The collective "No way!" can be heard from here. Save two last-minute red-zone TDs, Jackson has done nothing for his owners. He has caught 13 balls on 35 targets. The targets are there, the efficiency is not. Throughout his career, Jackson has always been a boom-or-bust play optimally suited for best-ball formats. This week's matchup against the Saints is ideal given the Buccaneers will likely be forced to take to the air to keep up with their division rival. With Mike Evans out for a few weeks, Jackson will surely have the eye of Mike Glennon. Additionally, the already depleted Saints defense lost All-Pro safety Jarius Byrd for the season to a knee injury suffered in practice this week. The Saints will be scrambling after Bucs receivers all game long. Give V-Jax a chance to redeem himself.

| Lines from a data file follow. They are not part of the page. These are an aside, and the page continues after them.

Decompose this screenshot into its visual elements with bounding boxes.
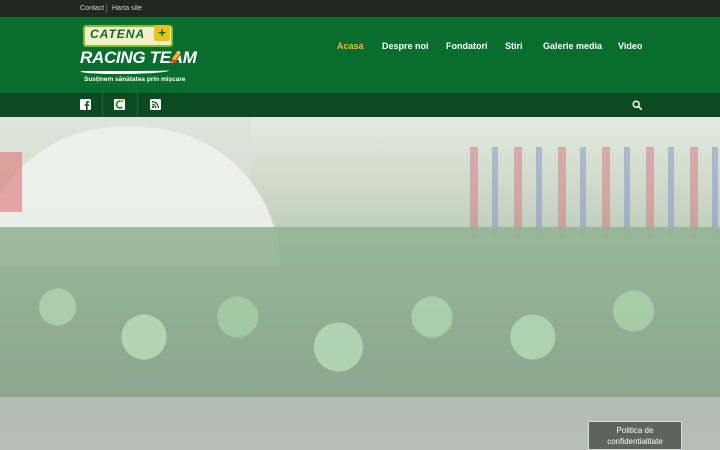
topbar-divider bbox=[106, 4, 107, 13]
site-header: CATENA + RACING TEAM Susținem sănătatea … bbox=[0, 17, 720, 93]
nav-despre-noi[interactable]: Despre noi bbox=[382, 40, 429, 52]
facebook-icon[interactable] bbox=[80, 99, 91, 110]
nav-stiri[interactable]: Stiri bbox=[505, 40, 523, 52]
nav-fondatori[interactable]: Fondatori bbox=[446, 40, 488, 52]
social-bar bbox=[0, 93, 720, 117]
social-divider bbox=[137, 93, 138, 117]
top-utility-bar: Contact Harta site bbox=[0, 0, 720, 17]
social-divider bbox=[102, 93, 103, 117]
nav-galerie-media[interactable]: Galerie media bbox=[543, 40, 602, 52]
logo-flag-icon bbox=[170, 52, 181, 63]
logo-badge-text: CATENA bbox=[90, 27, 146, 41]
hero-photo bbox=[0, 117, 720, 450]
hero-overlay bbox=[0, 117, 720, 450]
pharmacy-cross-icon: + bbox=[154, 25, 170, 41]
catena-icon[interactable] bbox=[114, 99, 125, 110]
rss-icon[interactable] bbox=[150, 99, 161, 110]
privacy-policy-button[interactable]: Politica de confidentialitate bbox=[588, 421, 682, 450]
nav-video[interactable]: Video bbox=[618, 40, 642, 52]
sitemap-link[interactable]: Harta site bbox=[112, 4, 142, 13]
search-icon[interactable] bbox=[632, 100, 642, 110]
logo-swoosh bbox=[81, 68, 169, 74]
logo-tagline: Susținem sănătatea prin mișcare bbox=[84, 76, 186, 83]
contact-link[interactable]: Contact bbox=[80, 4, 104, 13]
nav-acasa[interactable]: Acasa bbox=[337, 40, 364, 52]
site-logo[interactable]: CATENA + RACING TEAM Susținem sănătatea … bbox=[80, 24, 197, 86]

If you are submitting multiple lineups, you should look to have some exposure to Tate. Prior showing up on the injury report Thursday with a hamstring ailment, he would of been recommended as an all-in play. But fear not; he is listed as probable, and with Calvin Johnson's availability still very much in question, Tate could take on a similar role as last week. For those needing a refresher, Tate was targeted 10 times and topped 100 yards receiving in Week 4. The only thing he lacked was a touchdown. The Bills are more vulnerable to the pass than the run, allowing the 25th-most passing yards per game. Truth is, the injury report may scare off some, making Tate a lower-percentage play than he otherwise would be. Like with all of the names recommended, make an effort to pair your receiver with his respective QB. In this case, Matthew Stafford.
Honorable mentions at less than $4,000
Denard Robinson is listed as a WR and could be in line for substantial volume should Toby Gerhart continue to struggle. The Steelers' defense is vulnerable and has already allowed big yardage to Terrance West and Bernard Pierce. … Kenny Britt is talented and if Allen Hurns can torch the Eagles' secondary for two long TDs, so can he. … Jeremy Ross is worth a flier should Megatron be inactive or limited like he was a week ago. … Jermaine Kearse will be targeted in the red zone against the Redskins' horrific secondary, and hey, Harvin can't be featured on every play. … While Keenan Allen and Eddie Royal are both worthy of consideration, Philip Rivers will also take some deep shots at Malcolm Floyd against the Jets' depleted secondary. … Brandon LaFell was the lone bright spot for the Pats in Week 4 and figures to be heavily targeted by Tom Brady. … Kenny Stills appears to have recovered from a nagging quad injury and can easily get loose for two long touchdowns against a vulnerable Bucs secondary.